Thanksgiving is the truly American holiday. Forget the Pilgrims and the Indians--I'd rather recall the times in the 1930s when people were thankful first for their emergence from the Depression and then World War II. Those times were highlighted for the holiday with the 1936 Thanksgiving proclamation of Connecticut Governor Wilbur L. Cross (yes, I know you thought he was a parkway) and FDR's in 1944.

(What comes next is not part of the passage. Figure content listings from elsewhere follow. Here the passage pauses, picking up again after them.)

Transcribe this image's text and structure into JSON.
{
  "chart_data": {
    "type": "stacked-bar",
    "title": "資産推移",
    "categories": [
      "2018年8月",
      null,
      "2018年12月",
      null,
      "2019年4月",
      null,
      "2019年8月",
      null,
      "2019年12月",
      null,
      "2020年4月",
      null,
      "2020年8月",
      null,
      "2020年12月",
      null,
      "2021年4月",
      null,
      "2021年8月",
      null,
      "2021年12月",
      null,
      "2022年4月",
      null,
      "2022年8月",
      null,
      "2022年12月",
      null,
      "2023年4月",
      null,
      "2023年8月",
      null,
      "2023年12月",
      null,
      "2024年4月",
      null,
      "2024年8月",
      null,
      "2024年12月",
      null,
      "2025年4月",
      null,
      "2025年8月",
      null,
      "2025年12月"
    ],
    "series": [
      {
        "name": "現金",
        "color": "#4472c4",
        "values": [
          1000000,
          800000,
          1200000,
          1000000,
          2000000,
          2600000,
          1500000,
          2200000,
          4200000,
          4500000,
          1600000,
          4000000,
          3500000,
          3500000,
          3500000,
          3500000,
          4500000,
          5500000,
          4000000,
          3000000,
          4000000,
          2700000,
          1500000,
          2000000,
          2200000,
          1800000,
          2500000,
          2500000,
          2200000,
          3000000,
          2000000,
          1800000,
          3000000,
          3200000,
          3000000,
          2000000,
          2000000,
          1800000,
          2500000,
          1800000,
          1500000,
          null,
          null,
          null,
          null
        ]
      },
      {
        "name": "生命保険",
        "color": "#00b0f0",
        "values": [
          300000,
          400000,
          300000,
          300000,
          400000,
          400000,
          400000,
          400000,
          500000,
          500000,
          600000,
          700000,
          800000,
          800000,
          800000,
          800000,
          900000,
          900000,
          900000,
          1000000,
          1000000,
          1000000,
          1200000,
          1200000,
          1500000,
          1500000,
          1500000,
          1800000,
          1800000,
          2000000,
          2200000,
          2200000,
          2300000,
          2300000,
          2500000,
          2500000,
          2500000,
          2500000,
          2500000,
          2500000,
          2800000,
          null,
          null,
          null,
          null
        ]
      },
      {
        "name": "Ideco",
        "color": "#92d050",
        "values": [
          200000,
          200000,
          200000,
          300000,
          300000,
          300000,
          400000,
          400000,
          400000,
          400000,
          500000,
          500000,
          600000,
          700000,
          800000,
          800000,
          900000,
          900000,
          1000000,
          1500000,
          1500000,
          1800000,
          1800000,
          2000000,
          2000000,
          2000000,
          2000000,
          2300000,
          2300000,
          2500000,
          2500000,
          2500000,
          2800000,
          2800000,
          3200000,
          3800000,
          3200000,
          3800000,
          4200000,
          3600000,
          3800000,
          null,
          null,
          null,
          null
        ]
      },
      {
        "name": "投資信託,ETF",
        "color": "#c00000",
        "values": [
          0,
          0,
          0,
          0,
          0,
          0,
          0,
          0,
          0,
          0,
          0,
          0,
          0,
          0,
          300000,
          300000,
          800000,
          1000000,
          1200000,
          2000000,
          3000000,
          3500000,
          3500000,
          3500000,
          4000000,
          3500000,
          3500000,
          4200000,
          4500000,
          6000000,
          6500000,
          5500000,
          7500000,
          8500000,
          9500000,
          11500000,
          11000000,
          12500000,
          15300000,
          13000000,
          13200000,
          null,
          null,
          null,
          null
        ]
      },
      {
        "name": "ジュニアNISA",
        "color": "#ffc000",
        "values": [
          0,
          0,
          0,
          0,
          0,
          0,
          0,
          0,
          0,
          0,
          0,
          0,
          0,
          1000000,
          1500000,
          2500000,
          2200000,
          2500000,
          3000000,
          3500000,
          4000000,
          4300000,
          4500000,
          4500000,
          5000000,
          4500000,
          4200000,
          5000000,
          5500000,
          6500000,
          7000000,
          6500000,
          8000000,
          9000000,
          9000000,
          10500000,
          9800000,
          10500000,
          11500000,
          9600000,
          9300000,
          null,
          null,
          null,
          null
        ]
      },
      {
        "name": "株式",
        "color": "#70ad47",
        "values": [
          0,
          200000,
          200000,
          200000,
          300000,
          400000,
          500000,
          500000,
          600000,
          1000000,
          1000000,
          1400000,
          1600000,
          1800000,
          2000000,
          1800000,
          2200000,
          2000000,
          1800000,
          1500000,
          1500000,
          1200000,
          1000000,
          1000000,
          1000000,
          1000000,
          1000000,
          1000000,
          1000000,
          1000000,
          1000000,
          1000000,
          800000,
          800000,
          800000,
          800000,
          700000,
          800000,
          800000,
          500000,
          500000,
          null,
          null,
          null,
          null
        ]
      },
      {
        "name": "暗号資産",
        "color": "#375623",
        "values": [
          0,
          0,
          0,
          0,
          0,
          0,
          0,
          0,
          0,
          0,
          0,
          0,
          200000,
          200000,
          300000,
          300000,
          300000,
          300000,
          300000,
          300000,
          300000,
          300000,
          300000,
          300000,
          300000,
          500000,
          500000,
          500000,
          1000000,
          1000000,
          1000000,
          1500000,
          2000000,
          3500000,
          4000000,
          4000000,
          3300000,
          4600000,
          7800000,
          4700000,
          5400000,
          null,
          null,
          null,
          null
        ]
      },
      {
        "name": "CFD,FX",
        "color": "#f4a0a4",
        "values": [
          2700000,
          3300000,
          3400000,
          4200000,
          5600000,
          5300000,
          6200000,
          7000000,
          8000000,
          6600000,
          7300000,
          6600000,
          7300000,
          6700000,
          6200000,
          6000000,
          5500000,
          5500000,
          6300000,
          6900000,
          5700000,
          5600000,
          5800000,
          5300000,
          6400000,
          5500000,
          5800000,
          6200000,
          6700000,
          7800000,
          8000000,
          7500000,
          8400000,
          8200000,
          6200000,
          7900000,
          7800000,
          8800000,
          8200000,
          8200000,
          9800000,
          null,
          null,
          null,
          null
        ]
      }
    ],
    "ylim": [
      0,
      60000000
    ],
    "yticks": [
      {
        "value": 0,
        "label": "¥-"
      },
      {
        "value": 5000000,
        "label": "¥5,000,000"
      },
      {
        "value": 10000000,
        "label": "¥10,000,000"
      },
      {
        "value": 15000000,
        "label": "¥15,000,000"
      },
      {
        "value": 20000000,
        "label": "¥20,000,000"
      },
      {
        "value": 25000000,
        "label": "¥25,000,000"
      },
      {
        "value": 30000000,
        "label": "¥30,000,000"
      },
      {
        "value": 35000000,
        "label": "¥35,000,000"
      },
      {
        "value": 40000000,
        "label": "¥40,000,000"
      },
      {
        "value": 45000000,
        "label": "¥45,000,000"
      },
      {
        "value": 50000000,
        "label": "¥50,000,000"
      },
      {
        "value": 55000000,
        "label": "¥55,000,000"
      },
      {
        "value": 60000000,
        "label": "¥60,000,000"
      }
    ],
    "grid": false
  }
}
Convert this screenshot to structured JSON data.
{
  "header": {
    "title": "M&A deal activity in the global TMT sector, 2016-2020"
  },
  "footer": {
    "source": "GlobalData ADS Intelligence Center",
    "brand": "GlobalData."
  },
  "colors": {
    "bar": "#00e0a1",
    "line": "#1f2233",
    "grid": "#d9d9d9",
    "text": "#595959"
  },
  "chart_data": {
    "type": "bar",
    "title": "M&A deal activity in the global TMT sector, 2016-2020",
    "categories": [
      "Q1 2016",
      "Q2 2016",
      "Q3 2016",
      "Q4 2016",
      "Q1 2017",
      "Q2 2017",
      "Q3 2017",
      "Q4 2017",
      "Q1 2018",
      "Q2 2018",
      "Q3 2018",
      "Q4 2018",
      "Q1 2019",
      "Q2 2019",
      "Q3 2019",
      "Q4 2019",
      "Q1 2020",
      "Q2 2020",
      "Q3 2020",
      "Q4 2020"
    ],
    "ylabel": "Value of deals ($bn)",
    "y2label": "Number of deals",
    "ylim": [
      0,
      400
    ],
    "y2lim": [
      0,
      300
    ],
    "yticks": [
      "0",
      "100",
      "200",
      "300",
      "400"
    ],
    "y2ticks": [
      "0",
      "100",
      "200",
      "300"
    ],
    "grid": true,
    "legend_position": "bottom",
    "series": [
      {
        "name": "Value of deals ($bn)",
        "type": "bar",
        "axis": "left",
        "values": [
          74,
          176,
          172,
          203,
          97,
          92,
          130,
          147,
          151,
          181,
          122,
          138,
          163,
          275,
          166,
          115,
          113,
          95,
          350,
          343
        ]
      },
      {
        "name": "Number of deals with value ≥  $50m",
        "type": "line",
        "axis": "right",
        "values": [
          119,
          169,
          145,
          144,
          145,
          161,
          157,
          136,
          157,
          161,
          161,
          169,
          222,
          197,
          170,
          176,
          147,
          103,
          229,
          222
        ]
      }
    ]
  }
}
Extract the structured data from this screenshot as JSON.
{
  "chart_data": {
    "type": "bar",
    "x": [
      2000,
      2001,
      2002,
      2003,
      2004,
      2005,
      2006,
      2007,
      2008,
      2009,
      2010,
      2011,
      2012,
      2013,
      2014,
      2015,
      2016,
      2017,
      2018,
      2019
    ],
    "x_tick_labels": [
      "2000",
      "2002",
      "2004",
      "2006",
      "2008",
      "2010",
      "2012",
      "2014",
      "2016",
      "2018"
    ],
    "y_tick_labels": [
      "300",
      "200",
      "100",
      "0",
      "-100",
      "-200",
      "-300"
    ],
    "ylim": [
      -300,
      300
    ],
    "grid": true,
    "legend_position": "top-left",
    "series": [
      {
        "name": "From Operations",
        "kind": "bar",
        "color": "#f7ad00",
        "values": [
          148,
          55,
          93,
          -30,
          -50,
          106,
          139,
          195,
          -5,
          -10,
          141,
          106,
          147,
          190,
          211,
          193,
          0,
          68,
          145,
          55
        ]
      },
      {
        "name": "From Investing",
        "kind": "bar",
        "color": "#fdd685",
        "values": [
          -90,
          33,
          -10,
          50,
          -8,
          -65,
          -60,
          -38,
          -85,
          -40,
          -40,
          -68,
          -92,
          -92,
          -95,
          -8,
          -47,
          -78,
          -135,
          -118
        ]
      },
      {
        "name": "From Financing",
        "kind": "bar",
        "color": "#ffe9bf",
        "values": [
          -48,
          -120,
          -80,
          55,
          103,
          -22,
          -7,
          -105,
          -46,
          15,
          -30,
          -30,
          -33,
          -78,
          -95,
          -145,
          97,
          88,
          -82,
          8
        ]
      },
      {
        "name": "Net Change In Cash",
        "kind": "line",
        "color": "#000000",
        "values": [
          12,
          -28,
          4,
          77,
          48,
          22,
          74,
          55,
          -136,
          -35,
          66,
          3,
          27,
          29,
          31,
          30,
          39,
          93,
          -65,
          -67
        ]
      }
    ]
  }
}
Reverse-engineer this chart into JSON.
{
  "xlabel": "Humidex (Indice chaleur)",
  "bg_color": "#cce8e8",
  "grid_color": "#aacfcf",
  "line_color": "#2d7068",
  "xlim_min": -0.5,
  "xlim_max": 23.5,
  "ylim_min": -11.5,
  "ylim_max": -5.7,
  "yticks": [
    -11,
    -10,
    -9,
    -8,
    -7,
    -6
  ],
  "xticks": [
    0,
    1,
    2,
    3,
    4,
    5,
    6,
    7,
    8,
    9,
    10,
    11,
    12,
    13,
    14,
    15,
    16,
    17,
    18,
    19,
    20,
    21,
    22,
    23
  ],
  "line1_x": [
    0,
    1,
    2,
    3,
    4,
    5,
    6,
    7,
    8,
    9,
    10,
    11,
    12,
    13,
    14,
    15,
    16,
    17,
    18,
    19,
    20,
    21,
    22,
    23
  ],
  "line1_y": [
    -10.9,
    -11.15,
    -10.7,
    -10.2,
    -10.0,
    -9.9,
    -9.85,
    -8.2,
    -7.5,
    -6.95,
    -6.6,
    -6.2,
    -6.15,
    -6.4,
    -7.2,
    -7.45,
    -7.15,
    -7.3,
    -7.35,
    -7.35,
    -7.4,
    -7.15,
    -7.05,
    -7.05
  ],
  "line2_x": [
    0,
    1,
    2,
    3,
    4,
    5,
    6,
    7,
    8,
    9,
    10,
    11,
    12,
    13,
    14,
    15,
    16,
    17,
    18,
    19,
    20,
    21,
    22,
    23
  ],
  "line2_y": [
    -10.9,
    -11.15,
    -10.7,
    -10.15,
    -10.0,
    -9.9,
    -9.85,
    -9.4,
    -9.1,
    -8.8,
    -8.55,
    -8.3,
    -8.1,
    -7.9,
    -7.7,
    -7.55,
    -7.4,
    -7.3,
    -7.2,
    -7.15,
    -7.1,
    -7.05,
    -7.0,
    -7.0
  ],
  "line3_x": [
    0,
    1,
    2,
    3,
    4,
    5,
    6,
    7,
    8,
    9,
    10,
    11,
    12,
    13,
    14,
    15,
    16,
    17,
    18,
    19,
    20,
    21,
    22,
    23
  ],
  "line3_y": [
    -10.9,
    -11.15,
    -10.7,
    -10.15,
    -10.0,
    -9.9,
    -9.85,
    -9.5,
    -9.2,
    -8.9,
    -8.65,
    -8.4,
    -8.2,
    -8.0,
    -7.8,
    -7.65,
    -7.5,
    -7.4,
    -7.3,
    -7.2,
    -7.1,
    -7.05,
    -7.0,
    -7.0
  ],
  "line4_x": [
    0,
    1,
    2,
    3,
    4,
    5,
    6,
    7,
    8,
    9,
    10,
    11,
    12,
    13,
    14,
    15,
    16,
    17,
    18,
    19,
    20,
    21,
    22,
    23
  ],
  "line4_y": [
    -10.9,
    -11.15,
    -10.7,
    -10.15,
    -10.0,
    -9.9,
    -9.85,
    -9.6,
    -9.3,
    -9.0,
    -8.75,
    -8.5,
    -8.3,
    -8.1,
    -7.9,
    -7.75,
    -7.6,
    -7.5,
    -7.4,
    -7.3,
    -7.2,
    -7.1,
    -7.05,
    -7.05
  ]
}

As for the day and the dinner, I opt for the traditional menu. The wonderful smell of a turkey roasting filled the house and there were plain roasted sweets and garlic mashed along with root vegetables and my daughter's brussels sprouts concoction (there always has to be a brussels sprout concoction--but this one was good) and her cranberry-orange sauce, with our traditional add-on, a nice salad, followed of course by the pumpkin pie (mine) and the apple pie (Vanessa's) and the pumpkin cheesecake (courtesy of Judyt Mandel).
This year we have a lot for which to be thankful. I could start with the election and then the happy chance that kept us on the edge of the Hurricane zone a few weeks ago, but most of all, Eileen was discharged from Hopkins Thursday morning so was here to enjoy the day with all of us. And she's recovering, day by day, with her usual perseverance.